Civil War

The Triumvirate established itself in the Dominican State by bloody and repressive force: it dissolved the National Congress and annulled the democratic Constitution of 1963. In December, guerrillas directed by the leaders of the Movimiento Revolucionario 14 de Junio stirred up a revolt in the mountains and were imprisoned and massacred by the army. The disgruntled population organized itself in an attempt to reestablish constitutionality. A group of military men, led by Colonel Francisco Alberto Caamaño Deñó and the Lieutenant Colonel Rafael Tomás Fernández Domínguez decided to defend popular will: on April 25, 1965, the Civil War erupted in the city of Santo Domingo. Three days later, April 28, the disembarkment of 42,000 U.S. soldiers began on the Dominican coast.

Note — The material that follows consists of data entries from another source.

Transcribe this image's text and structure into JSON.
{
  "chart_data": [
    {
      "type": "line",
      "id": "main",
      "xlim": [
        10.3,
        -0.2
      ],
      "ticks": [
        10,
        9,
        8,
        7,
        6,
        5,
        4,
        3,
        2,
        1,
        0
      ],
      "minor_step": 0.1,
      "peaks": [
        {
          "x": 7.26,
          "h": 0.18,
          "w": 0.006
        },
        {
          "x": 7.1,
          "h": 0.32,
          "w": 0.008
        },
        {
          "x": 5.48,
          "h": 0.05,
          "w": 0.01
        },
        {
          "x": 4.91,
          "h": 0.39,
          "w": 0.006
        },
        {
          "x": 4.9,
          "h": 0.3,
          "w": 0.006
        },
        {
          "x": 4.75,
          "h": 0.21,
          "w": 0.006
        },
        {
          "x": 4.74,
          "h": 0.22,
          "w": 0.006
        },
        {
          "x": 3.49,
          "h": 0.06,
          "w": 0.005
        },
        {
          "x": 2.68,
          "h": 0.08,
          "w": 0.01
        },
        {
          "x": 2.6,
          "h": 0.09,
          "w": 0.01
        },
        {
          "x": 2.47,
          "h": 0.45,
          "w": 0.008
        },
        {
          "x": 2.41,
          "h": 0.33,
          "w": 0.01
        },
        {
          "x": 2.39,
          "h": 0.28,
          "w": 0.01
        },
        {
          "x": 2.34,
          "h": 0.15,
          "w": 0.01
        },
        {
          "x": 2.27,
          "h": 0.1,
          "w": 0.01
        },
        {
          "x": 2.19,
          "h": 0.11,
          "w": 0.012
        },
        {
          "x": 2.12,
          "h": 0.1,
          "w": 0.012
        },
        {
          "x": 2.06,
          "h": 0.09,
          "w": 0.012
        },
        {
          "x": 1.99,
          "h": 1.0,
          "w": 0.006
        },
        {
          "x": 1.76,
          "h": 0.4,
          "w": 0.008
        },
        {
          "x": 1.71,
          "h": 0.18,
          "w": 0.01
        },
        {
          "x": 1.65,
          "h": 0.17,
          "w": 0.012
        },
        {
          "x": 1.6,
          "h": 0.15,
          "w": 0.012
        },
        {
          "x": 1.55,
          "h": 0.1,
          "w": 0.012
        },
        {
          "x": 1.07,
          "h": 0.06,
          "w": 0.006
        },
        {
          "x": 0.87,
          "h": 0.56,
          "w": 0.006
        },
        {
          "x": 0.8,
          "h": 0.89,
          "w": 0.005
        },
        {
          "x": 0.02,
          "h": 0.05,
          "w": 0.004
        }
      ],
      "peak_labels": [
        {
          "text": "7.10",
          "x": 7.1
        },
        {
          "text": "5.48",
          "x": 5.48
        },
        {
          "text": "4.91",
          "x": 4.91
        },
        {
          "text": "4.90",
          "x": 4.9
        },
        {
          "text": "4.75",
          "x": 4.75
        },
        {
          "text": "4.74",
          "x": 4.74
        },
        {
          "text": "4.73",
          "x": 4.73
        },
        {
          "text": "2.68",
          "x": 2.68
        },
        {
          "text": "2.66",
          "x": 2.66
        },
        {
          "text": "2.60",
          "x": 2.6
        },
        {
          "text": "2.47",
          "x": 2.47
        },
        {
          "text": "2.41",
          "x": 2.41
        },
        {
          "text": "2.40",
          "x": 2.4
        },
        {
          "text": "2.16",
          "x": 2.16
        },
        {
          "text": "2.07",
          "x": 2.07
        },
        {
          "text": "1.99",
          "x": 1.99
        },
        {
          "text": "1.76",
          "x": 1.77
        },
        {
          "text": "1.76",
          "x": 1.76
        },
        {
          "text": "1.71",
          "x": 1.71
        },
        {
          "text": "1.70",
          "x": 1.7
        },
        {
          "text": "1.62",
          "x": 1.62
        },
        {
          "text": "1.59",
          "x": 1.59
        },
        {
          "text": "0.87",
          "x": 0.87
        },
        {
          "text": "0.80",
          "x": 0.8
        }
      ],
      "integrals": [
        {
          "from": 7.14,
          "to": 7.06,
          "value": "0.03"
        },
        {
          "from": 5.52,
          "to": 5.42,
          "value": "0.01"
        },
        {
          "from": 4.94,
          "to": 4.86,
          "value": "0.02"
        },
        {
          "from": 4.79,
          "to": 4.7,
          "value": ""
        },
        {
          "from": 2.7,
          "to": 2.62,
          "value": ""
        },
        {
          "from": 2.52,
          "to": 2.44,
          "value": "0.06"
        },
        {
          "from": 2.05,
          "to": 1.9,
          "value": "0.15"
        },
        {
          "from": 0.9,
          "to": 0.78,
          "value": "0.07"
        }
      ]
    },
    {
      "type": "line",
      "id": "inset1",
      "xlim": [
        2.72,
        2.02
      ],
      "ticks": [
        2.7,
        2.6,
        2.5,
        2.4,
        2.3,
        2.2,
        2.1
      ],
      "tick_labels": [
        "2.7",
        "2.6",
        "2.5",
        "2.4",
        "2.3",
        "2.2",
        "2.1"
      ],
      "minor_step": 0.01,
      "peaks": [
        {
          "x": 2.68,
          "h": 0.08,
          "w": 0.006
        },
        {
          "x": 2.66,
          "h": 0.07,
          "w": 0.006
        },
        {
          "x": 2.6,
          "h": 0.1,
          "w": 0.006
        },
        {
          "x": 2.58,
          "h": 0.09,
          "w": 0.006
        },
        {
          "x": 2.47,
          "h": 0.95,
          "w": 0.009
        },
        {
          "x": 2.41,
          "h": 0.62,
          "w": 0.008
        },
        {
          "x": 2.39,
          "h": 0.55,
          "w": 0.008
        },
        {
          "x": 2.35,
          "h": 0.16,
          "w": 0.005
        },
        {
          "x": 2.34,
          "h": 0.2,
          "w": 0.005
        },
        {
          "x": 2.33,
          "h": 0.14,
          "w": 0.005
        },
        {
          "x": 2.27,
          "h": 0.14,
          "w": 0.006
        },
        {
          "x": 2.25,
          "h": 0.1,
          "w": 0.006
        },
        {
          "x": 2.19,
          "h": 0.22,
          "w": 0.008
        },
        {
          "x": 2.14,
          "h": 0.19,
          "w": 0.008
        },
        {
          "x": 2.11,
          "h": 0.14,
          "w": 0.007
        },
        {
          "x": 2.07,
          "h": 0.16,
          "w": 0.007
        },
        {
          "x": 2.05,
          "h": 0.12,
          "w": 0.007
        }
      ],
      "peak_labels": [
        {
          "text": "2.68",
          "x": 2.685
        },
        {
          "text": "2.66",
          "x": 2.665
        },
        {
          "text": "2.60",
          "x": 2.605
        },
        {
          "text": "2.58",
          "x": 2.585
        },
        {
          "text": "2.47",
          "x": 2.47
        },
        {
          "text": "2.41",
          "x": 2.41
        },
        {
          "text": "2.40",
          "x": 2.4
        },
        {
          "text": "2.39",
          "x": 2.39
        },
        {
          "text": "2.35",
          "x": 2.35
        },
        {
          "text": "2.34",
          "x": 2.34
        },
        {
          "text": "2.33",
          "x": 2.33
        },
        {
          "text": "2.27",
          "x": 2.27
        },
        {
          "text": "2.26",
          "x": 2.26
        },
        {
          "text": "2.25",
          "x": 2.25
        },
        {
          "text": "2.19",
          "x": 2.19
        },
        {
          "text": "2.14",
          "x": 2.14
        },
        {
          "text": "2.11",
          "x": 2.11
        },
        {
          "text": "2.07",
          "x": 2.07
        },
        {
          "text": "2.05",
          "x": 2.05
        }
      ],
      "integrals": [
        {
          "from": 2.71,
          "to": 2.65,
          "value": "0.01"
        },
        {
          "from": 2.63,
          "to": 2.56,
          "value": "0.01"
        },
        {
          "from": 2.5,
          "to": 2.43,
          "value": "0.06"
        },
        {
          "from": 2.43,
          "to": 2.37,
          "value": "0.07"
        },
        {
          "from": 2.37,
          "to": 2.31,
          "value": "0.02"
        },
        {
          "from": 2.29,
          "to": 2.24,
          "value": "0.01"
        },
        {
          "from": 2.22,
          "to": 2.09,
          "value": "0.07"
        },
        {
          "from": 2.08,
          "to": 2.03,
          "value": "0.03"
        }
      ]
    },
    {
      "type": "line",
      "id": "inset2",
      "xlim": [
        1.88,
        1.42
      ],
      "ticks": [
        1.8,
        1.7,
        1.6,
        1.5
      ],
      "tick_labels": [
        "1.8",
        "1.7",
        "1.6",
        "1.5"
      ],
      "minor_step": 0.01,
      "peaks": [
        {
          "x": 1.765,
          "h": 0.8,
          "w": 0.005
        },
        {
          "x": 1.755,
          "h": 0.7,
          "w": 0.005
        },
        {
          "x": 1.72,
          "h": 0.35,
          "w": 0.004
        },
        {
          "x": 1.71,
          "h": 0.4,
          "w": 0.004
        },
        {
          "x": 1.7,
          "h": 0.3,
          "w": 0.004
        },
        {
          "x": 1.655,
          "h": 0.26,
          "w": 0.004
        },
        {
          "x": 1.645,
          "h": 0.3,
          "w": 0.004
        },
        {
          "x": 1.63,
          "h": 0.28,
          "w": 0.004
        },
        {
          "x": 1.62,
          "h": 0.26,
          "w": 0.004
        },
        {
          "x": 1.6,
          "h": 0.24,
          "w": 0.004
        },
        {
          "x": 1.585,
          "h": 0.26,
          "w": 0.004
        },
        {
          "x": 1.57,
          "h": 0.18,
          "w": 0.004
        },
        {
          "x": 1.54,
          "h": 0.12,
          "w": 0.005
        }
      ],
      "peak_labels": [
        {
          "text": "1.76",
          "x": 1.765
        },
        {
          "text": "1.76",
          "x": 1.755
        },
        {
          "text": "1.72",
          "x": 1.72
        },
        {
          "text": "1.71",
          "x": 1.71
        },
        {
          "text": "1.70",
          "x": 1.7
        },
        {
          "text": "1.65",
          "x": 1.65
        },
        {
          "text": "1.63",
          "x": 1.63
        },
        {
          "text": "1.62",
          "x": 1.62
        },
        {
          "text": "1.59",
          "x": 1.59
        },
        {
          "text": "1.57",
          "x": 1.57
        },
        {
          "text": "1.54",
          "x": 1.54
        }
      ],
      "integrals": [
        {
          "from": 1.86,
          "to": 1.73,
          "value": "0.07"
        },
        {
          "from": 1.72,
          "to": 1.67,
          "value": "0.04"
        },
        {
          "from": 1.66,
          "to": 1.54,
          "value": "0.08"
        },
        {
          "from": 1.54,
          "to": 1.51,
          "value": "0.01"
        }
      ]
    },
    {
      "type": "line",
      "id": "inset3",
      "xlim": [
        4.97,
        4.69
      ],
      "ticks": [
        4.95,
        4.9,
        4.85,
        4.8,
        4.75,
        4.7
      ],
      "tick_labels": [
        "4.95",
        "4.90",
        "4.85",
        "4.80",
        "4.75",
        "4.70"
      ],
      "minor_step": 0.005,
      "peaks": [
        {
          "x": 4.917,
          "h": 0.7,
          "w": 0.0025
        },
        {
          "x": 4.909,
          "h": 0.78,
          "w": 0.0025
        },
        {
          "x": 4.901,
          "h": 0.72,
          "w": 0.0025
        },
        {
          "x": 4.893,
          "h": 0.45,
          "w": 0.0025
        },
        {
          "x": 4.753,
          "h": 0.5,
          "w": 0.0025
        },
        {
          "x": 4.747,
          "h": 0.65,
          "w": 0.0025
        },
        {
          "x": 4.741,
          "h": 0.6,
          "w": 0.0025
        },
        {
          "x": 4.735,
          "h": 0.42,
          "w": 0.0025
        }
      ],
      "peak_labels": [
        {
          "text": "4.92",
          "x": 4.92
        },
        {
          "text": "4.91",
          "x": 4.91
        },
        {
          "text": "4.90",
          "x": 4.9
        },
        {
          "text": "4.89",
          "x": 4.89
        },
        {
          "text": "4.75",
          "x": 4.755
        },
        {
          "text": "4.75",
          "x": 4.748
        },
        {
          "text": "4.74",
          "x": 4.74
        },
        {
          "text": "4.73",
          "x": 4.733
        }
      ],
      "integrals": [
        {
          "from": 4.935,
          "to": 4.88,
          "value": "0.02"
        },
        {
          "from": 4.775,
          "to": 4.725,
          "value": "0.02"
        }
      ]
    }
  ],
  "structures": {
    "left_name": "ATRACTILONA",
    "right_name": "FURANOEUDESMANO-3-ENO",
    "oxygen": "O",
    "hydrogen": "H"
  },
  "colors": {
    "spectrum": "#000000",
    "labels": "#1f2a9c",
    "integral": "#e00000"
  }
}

Various months of confrontation between the parallel governments passed (the "constitutionalist" and the "national reconstruction" governments, the latter supported by the United States) until in September, the Act of Reconciliation was signed and the provisional government of Hector García Godoy was inaugurated. The elections supervised by the invading troops that, on their campaign, had assassinated more then 350 political activists of the PRD and the left, gave the title of "victor" to Doctor Joaquín Balaguer and his Partido Reformista Social Cristiano. Dominican conservatism, Trujillo ideology in a new suit, retook power. The "twelve years" began.